Polly sah sich um. Dann lächelte sie. »Na bitte, da kommen Emily und Howard«, stellte sie fest. »Jetzt haben wir fast alle beisammen.«

»Bis auf die Wichtigsten«, entgegnete Noreen, die einfach nicht locker lassen wollte, als die beiden anderen Seminarteilnehmer sich zu ihnen gesellten. »Willst du nicht auf Sam und Frances warten?«

»Ach nein, es brauchen ja nicht unbedingt alle auf dem Bild zu sein«, erklärte Polly, als bemerkte sie die Spitze in Noreens Frage nicht.

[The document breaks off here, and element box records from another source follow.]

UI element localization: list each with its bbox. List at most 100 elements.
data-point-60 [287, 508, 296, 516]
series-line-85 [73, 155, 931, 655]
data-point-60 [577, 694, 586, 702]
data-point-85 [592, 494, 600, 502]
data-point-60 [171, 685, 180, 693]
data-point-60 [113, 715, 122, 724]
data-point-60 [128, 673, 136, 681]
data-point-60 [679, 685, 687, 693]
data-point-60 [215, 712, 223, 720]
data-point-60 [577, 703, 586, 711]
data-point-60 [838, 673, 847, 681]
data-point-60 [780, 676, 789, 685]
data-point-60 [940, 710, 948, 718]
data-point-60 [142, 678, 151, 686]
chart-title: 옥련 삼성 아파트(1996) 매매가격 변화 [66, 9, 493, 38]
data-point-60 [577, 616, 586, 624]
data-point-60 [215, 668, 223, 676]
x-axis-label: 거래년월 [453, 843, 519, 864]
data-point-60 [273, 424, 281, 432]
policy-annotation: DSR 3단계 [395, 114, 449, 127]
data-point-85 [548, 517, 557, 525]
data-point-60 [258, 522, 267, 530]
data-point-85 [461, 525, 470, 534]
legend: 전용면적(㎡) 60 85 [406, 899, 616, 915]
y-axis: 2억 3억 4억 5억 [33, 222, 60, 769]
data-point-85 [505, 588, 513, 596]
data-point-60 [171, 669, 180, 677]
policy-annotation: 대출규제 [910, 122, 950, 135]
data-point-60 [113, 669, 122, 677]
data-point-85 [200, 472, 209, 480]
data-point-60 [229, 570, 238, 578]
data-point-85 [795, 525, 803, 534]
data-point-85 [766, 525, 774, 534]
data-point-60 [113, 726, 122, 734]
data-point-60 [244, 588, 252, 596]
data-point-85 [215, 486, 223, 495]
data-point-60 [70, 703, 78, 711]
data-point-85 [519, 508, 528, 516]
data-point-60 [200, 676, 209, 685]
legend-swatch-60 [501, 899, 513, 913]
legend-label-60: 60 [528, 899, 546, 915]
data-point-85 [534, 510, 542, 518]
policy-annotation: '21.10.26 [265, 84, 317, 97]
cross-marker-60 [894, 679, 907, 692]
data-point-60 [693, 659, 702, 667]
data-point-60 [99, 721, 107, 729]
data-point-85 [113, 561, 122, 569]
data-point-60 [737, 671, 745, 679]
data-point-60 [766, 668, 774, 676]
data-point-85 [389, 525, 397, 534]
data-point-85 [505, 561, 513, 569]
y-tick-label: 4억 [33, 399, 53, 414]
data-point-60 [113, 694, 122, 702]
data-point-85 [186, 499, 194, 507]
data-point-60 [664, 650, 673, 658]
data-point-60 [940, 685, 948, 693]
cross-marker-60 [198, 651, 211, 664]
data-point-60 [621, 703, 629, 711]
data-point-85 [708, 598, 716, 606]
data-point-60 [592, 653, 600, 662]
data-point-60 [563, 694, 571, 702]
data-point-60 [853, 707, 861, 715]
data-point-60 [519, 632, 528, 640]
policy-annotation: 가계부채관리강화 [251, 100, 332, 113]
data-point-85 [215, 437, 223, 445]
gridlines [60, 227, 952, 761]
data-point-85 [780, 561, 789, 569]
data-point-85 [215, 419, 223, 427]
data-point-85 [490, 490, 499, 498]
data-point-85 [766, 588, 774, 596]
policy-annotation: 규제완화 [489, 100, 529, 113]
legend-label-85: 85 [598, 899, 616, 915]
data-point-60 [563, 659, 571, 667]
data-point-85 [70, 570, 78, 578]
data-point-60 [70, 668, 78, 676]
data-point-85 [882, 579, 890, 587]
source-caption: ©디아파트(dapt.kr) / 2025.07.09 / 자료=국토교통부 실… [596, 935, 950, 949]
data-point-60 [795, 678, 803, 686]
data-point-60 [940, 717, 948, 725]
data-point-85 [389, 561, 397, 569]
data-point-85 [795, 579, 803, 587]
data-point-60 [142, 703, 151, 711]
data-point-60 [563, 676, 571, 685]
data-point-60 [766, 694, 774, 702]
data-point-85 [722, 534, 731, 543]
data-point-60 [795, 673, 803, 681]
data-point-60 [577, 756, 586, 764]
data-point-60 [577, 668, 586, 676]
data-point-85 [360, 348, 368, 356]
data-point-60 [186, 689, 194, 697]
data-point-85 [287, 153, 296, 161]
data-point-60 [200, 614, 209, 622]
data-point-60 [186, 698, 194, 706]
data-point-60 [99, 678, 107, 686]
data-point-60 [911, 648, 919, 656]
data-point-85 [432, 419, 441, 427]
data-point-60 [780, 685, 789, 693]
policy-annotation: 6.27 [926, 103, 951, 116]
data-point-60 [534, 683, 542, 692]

»Trotzdem ...«, murmelte Noreen und fragte Emily Guy und Howard Breen - ein Pärchen aus San Francisco, das sich gleich am ersten Tag in Cambridge gesucht und gefunden hatte -, ob sie im L-Flügel, wo sie alle ihre Zimmer hatten, nicht vielleicht Sam oder Frances begegnet seien. »Die beiden haben ja letzte Nacht kaum ein Auge zugetan«, fügte sie mit einem bedeutungsvollen Blick in Pollys Richtung hinzu. »Vielleicht haben sie verschlafen.«

»So wie Howard heute Morgen in der Dusche gejodelt hat, ganz sicher nicht«, erwiderte Emily. »Ich hab ihn zwei Stockwerke höher gehört.«

»Tja, bei mir beginnt kein Tag ohne eine Huldigung an Barbra«, erklärte Howard.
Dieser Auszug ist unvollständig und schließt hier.